China’s Anbang Insurance Group Co. Ltd. and HNA Group Co. Ltd. separately considered buying stakes in German insurer Allianz SE as part of plans to create a global financial empire, people with direct knowledge of the matter said.
The conglomerates weighed buying a majority stake in the world’s fourth-largest insurer by market value – worth over $95 billion – while HNA was also open to a minority stake, said two people who were involved in the discussions.
The separate talks, which were at an early stage and did not result in formal bids, were called off earlier this year on expected regulatory hurdles in Germany and China and due to little interest shown by Allianz’s management, they said.
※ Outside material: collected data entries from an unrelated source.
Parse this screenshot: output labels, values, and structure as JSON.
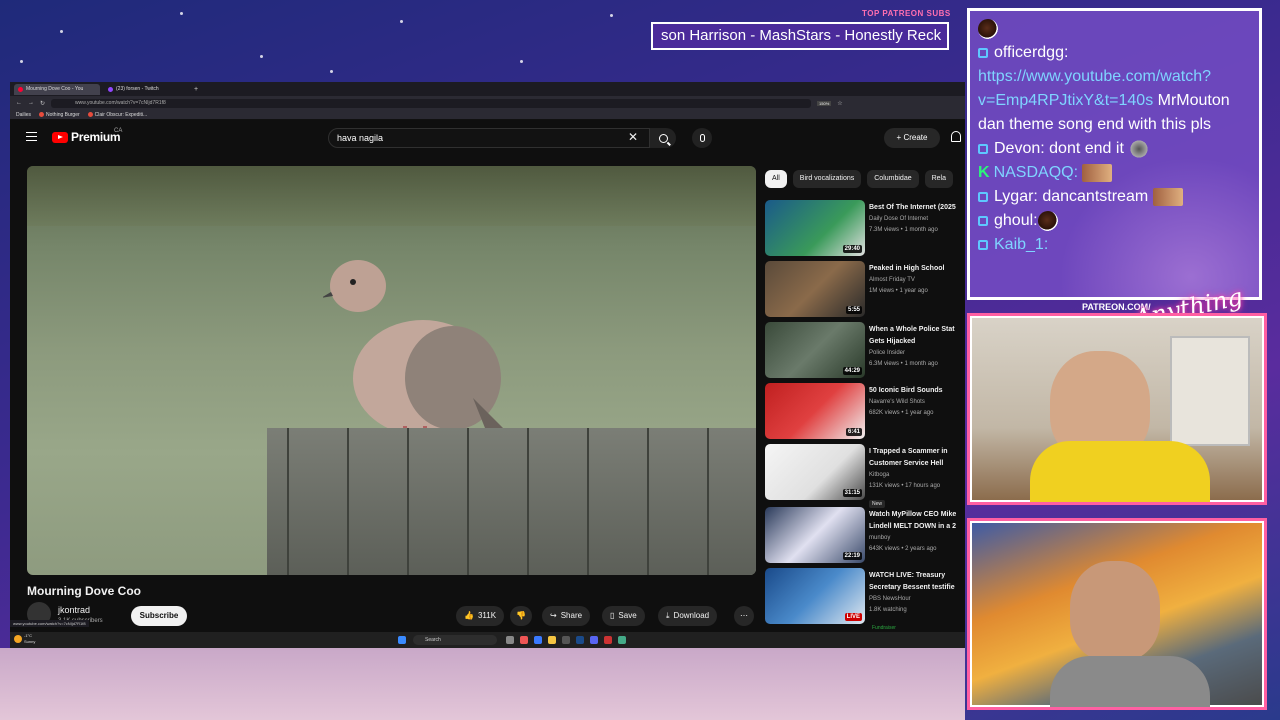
{
  "overlay": {
    "patreon_tag": "TOP PATREON SUBS",
    "ticker": "son Harrison - MashStars - Honestly Reck",
    "patreon_link": "PATREON.COM/",
    "brand_script": "Anything Else?"
  },
  "browser": {
    "tabs": [
      {
        "label": "Mourning Dove Coo - You"
      },
      {
        "label": "(23) forsen - Twitch"
      }
    ],
    "new_tab": "+",
    "url": "www.youtube.com/watch?v=7cNIjd7R1f8",
    "zoom": "150%",
    "bookmarks": [
      "Dailies",
      "Nothing Burger",
      "Clair Obscur: Expediti..."
    ],
    "status_url": "www.youtube.com/watch?v=7cNIjd7R1f8"
  },
  "youtube": {
    "logo_text": "Premium",
    "region": "CA",
    "search_value": "hava nagila",
    "create_label": "Create",
    "video_title": "Mourning Dove Coo",
    "channel_name": "jkontrad",
    "subscribers": "3.1K subscribers",
    "subscribe_label": "Subscribe",
    "like_count": "311K",
    "share_label": "Share",
    "save_label": "Save",
    "download_label": "Download",
    "chips": [
      "All",
      "Bird vocalizations",
      "Columbidae",
      "Rela"
    ],
    "recommendations": [
      {
        "title": "Best Of The Internet (2025",
        "channel": "Daily Dose Of Internet",
        "info": "7.3M views • 1 month ago",
        "duration": "29:40"
      },
      {
        "title": "Peaked in High School",
        "channel": "Almost Friday TV",
        "info": "1M views • 1 year ago",
        "duration": "5:55"
      },
      {
        "title": "When a Whole Police Stat",
        "title2": "Gets Hijacked",
        "channel": "Police Insider",
        "info": "6.3M views • 1 month ago",
        "duration": "44:29"
      },
      {
        "title": "50 Iconic Bird Sounds",
        "channel": "Navarre's Wild Shots",
        "info": "682K views • 1 year ago",
        "duration": "6:41"
      },
      {
        "title": "I Trapped a Scammer in",
        "title2": "Customer Service Hell",
        "channel": "Kitboga",
        "info": "131K views • 17 hours ago",
        "duration": "31:15",
        "badge": "New"
      },
      {
        "title": "Watch MyPillow CEO Mike",
        "title2": "Lindell MELT DOWN in a 2",
        "channel": "munboy",
        "info": "643K views • 2 years ago",
        "duration": "22:19"
      },
      {
        "title": "WATCH LIVE: Treasury",
        "title2": "Secretary Bessent testifie",
        "channel": "PBS NewsHour",
        "info": "1.8K watching",
        "duration": "LIVE",
        "badge": "Fundraiser"
      }
    ]
  },
  "taskbar": {
    "weather_temp": "-1°C",
    "weather_desc": "Sunny",
    "search_placeholder": "Search"
  },
  "chat": {
    "messages": [
      {
        "user": "",
        "text": ""
      },
      {
        "user": "officerdgg:",
        "text": ""
      },
      {
        "link": "https://www.youtube.com/watch?v=Emp4RPJtixY&t=140s",
        "text": "MrMouton dan theme song end with this pls"
      },
      {
        "user": "Devon:",
        "text": "dont end it"
      },
      {
        "user": "NASDAQQ:",
        "text": ""
      },
      {
        "user": "Lygar:",
        "text": "dancantstream"
      },
      {
        "user": "ghoul:",
        "text": ""
      },
      {
        "user": "Kaib_1:",
        "text": ""
      }
    ],
    "link_line1": "https://www.youtube.com/watch?",
    "link_line2": "v=Emp4RPJtixY&t=140s",
    "link_suffix": " MrMouton",
    "link_line3": "dan theme song end with this pls"
  }
}
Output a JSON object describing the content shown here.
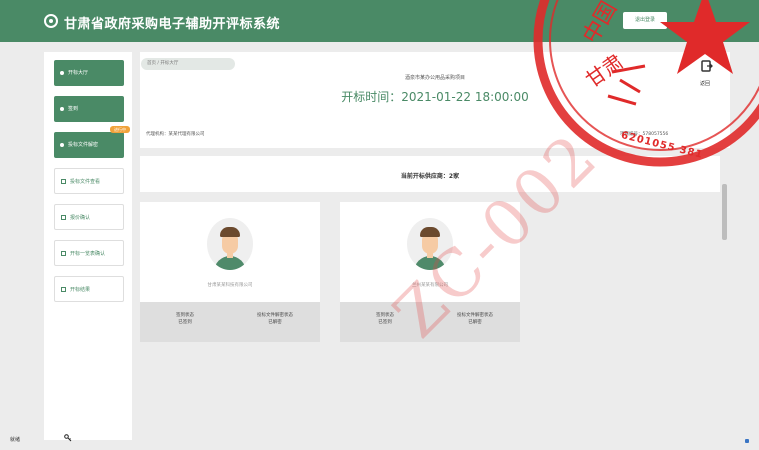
{
  "header": {
    "title": "甘肃省政府采购电子辅助开评标系统",
    "right_button_label": "退出登录"
  },
  "sidebar": {
    "items": [
      {
        "label": "开标大厅",
        "style": "green"
      },
      {
        "label": "签到",
        "style": "green"
      },
      {
        "label": "投标文件解密",
        "style": "green",
        "badge": "进行中"
      },
      {
        "label": "投标文件查看",
        "style": "white"
      },
      {
        "label": "报价确认",
        "style": "white"
      },
      {
        "label": "开标一览表确认",
        "style": "white"
      },
      {
        "label": "开标结果",
        "style": "white"
      }
    ]
  },
  "main": {
    "breadcrumb": "首页 / 开标大厅",
    "project_name": "酒泉市某办公用品采购项目",
    "open_time": "开标时间：2021-01-22 18:00:00",
    "agency": "代理机构：某某代理有限公司",
    "project_no": "项目编号：578057556",
    "side_button_label": "返回",
    "bidder_count": "当前开标供应商：2家"
  },
  "cards": [
    {
      "name": "甘肃某某科技有限公司",
      "left_label": "签到状态",
      "left_value": "已签到",
      "right_label": "投标文件解密状态",
      "right_value": "已解密"
    },
    {
      "name": "兰州某某有限公司",
      "left_label": "签到状态",
      "left_value": "已签到",
      "right_label": "投标文件解密状态",
      "right_value": "已解密"
    }
  ],
  "status_bar": {
    "left_text": "就绪"
  },
  "overlays": {
    "stamp_text": "中国 甘肃",
    "stamp_number": "6201055 381",
    "watermark": "ZC-002"
  },
  "colors": {
    "brand": "#4a8a66",
    "badge": "#f0a23b",
    "stamp": "#e02a2a"
  }
}
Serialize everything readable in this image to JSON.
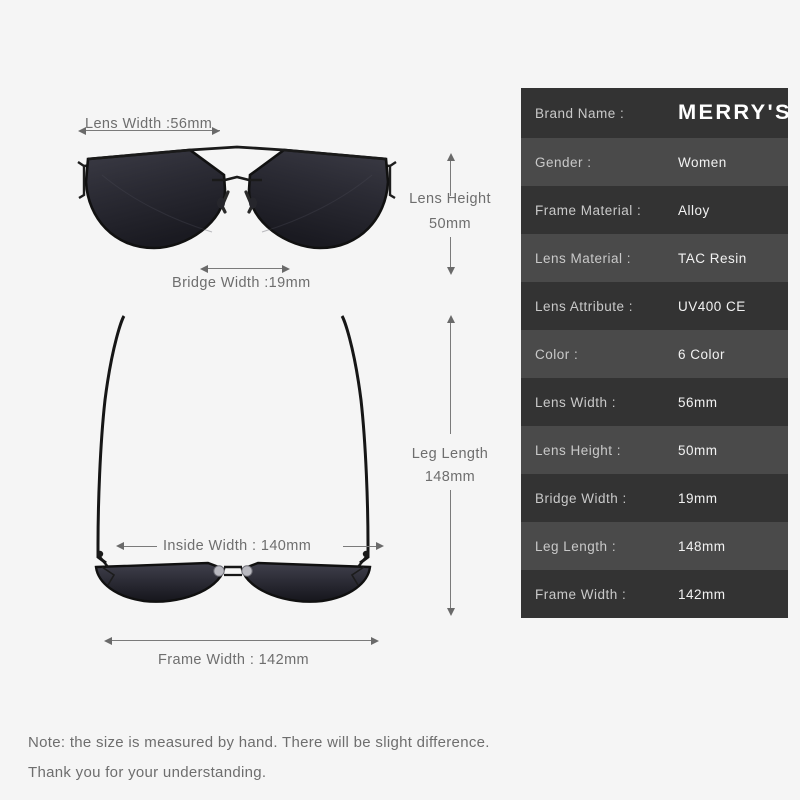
{
  "page": {
    "background_color": "#f5f5f5",
    "text_color": "#6e6e6e"
  },
  "diagram": {
    "front_view": {
      "lens_width_label": "Lens Width :56mm",
      "bridge_width_label": "Bridge Width :19mm",
      "lens_height_label_line1": "Lens Height",
      "lens_height_label_line2": "50mm"
    },
    "top_view": {
      "inside_width_label": "Inside  Width : 140mm",
      "frame_width_label": "Frame Width : 142mm",
      "leg_length_label_line1": "Leg Length",
      "leg_length_label_line2": "148mm"
    }
  },
  "spec_table": {
    "accent_dark": "#333333",
    "accent_light": "#4a4a4a",
    "brand": {
      "label": "Brand Name :",
      "value": "MERRY'S"
    },
    "rows": [
      {
        "label": "Gender :",
        "value": "Women"
      },
      {
        "label": "Frame Material :",
        "value": "Alloy"
      },
      {
        "label": "Lens Material :",
        "value": "TAC Resin"
      },
      {
        "label": "Lens Attribute :",
        "value": "UV400 CE"
      },
      {
        "label": "Color :",
        "value": "6 Color"
      },
      {
        "label": "Lens Width :",
        "value": "56mm"
      },
      {
        "label": "Lens Height :",
        "value": "50mm"
      },
      {
        "label": "Bridge Width :",
        "value": "19mm"
      },
      {
        "label": "Leg Length :",
        "value": "148mm"
      },
      {
        "label": "Frame Width :",
        "value": "142mm"
      }
    ]
  },
  "note": {
    "line1": "Note: the size is measured by hand. There will be slight difference.",
    "line2": "Thank you for your understanding."
  }
}
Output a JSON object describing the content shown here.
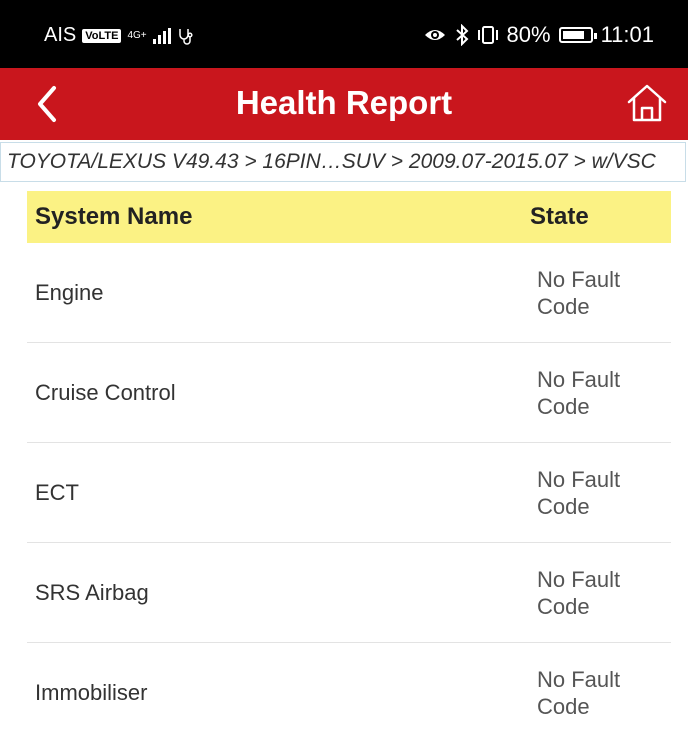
{
  "status_bar": {
    "carrier": "AIS",
    "volte": "VoLTE",
    "network": "4G+",
    "battery": "80%",
    "battery_fraction": 0.8,
    "time": "11:01"
  },
  "app_bar": {
    "title": "Health Report",
    "back_icon": "chevron-left-icon",
    "home_icon": "home-icon",
    "color": "#c9161d"
  },
  "breadcrumb": "TOYOTA/LEXUS V49.43 > 16PIN…SUV > 2009.07-2015.07 > w/VSC",
  "table": {
    "header_color": "#fbf284",
    "columns": [
      "System Name",
      "State"
    ],
    "rows": [
      {
        "name": "Engine",
        "state_line1": "No Fault",
        "state_line2": "Code"
      },
      {
        "name": "Cruise Control",
        "state_line1": "No Fault",
        "state_line2": "Code"
      },
      {
        "name": "ECT",
        "state_line1": "No Fault",
        "state_line2": "Code"
      },
      {
        "name": "SRS Airbag",
        "state_line1": "No Fault",
        "state_line2": "Code"
      },
      {
        "name": "Immobiliser",
        "state_line1": "No Fault",
        "state_line2": "Code"
      }
    ]
  }
}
It’s “highly unlikely” those plans would be revived in the near future, one of the people said.
A bid to acquire a controlling stake in Allianz, one of nine insurers of global systemic importance, would have ran into political and regulatory hurdles, as the insurer is a German stalwart that holds a huge amount of capital and is an important pillar for local pensions.
The people spoke to Reuters on condition of anonymity due to sensitivity of the issue.
HNA’s plans to buy a stake in Allianz, which is not seen as a takeover candidate due to its size and importance in Germany’s financial sector, was first reported on Wednesday by German daily Sueddeutsche Zeitung.
Representatives at Allianz, Anbang and HNA – which has announced over $50 billion in deals since 2015 including stakes in Deutsche Bank AG and Hilton Worldwide Holdings Inc – all declined to comment when contacted by Reuters.
Although the talks did not continue for long, the plans for possible separate bids for Allianz reveal ambition among Chinese conglomerates including Anbang and HNA to create a global empire through large, debt-fueled acquisitions.
Massive overseas deals has resulted in Chinese regulators ramping up scrutiny this year of outbound acquisitions – ranging from football clubs to movie studios – of groups including Anbang, HNA, Fosun and Dalian Wanda.
The government has increased restrictions on overseas acquisitions in recent months and has leant on domestic banks to reduce lending that helped fuel the shopping spree and saw local firms spending a record $221 billion on assets overseas in 2016.